Intaktes Geschirr entsorgt

Eines berichteten alle Sammler aus den Grünanlagen der Wohnbereiche: „In Massen mussten wir Plastikbeutel mit Hundekot aus den Büschen sammeln, die meist sogar zugeknotet waren.“ Groß sei auch die Zahl von kleinen Schnapsflaschen gewesen. Im Bereich Westerfeld fand man einen Abfallbehälter, den ein an den Hundehaltern verzweifelnder Anlieger aufgestellt hatte. Thomas Lay: „Der Eimer mit Deckel trug die Aufschrift: Werfen sie ruhig ihren sorgfältig verknoteten Hundekotbeutel in diesen Eimer.“ Jede Menge Papiertücher, Plastiktüten und kurioser anderer Müll wie ein vollständiges Kopfkissen, eine Fernsehschüssel, ja sogar noch heiles Geschirr fand sich in den Grünanlagen. Eine Bürgerin aus dem Bereich des Hanserings, die beim Sammeln im Bereich Sylbach half, stellte am Ende der Aktion fest: „Man kann nur mit dem Kopf schütteln, dass einige Mitbürger das Umfeld ihrer eigenen Wohngebiete als Müllkippe missbrauchen.“

Klaus Kötting, Peter Weinbach, André Dahlhaus und Dietmar Vesper fuhren in die Außenbereiche. An einem der schönsten Aussichtspunkte in der freien Landschaft nahe Langscheid sammelten sie rund um die aufgestellte Ruhebank säckeweise Verpackungen von Mahlzeiten aus Imbissstuben, Flaschen, Dosen und zerbrochene Gläser auf. Am Wanderparkplatz für den Krägeloher Forst „Am Brockland“ und am unbefestigten Parkplatz an der Landstraße L528 nahe der Abzweigung nach Krägeloh hatten Müllfrevler ihre Hinterlassenschaften sogar in den nahen Wald in Säcken hineingetragen.

Ordnungsamt informiert

Am Rande des Platzes an der Waldbauerstraße gegenüber der Zufahrt zur Homborner Werkstatt für Menschen mit Behinderungen sah es ähnlich aus.
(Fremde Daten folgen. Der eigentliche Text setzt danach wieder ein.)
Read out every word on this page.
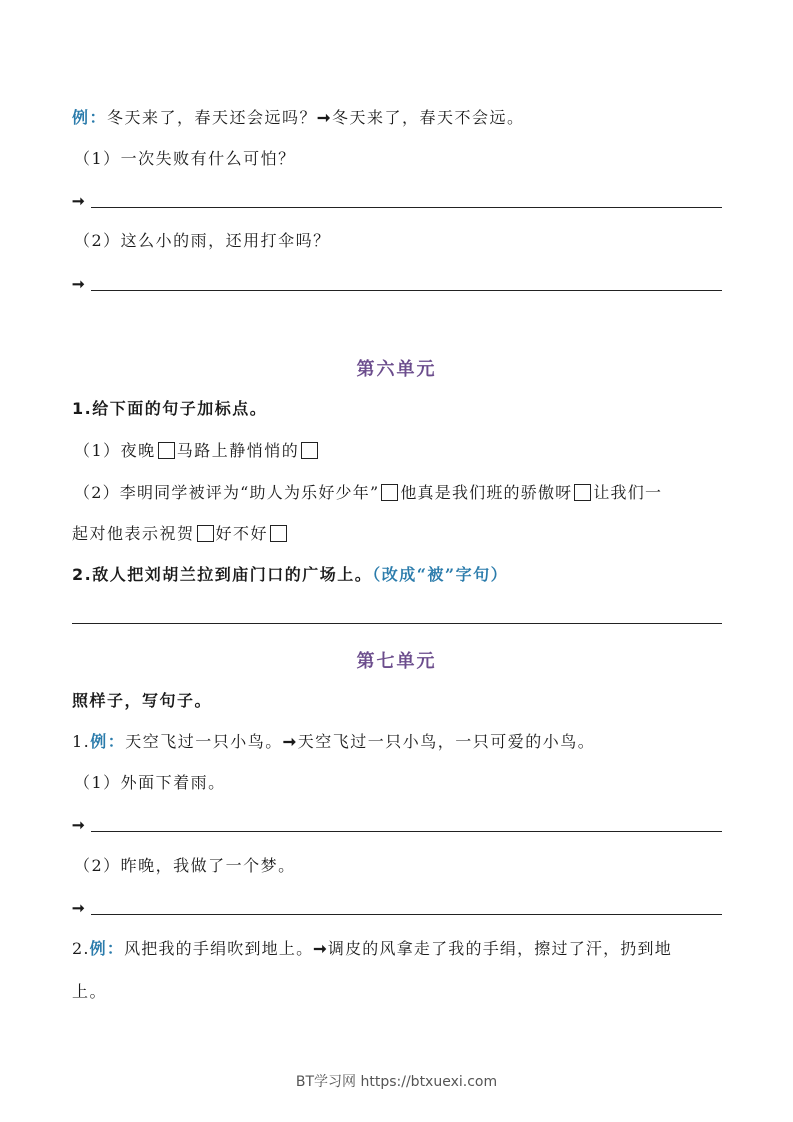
例：冬天来了，春天还会远吗？➞冬天来了，春天不会远。
（1）一次失败有什么可怕？
➞
（2）这么小的雨，还用打伞吗？
➞
第六单元
1.给下面的句子加标点。
（1）夜晚 马路上静悄悄的
（2）李明同学被评为“助人为乐好少年” 他真是我们班的骄傲呀 让我们一
起对他表示祝贺 好不好
2.敌人把刘胡兰拉到庙门口的广场上。（改成“被”字句）
第七单元
照样子，写句子。
1.例：天空飞过一只小鸟。➞天空飞过一只小鸟，一只可爱的小鸟。
（1）外面下着雨。
➞
（2）昨晚，我做了一个梦。
➞
2.例：风把我的手绢吹到地上。➞调皮的风拿走了我的手绢，擦过了汗，扔到地
上。
BT学习网 https://btxuexi.com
Andre Dahlhaus musste dort einen abgefahrenen breiten „Slick-Reifen“ aus den Büschen holen. Da sie an einigen Stellen große Müllablagerungen (u. a. Reste eines langen hölzernen Gartenzauns) fanden, die nicht in ihre Müllsäcke passten, wird dort in dieser Woche das Ordnungsamt nach den Verursachern suchen.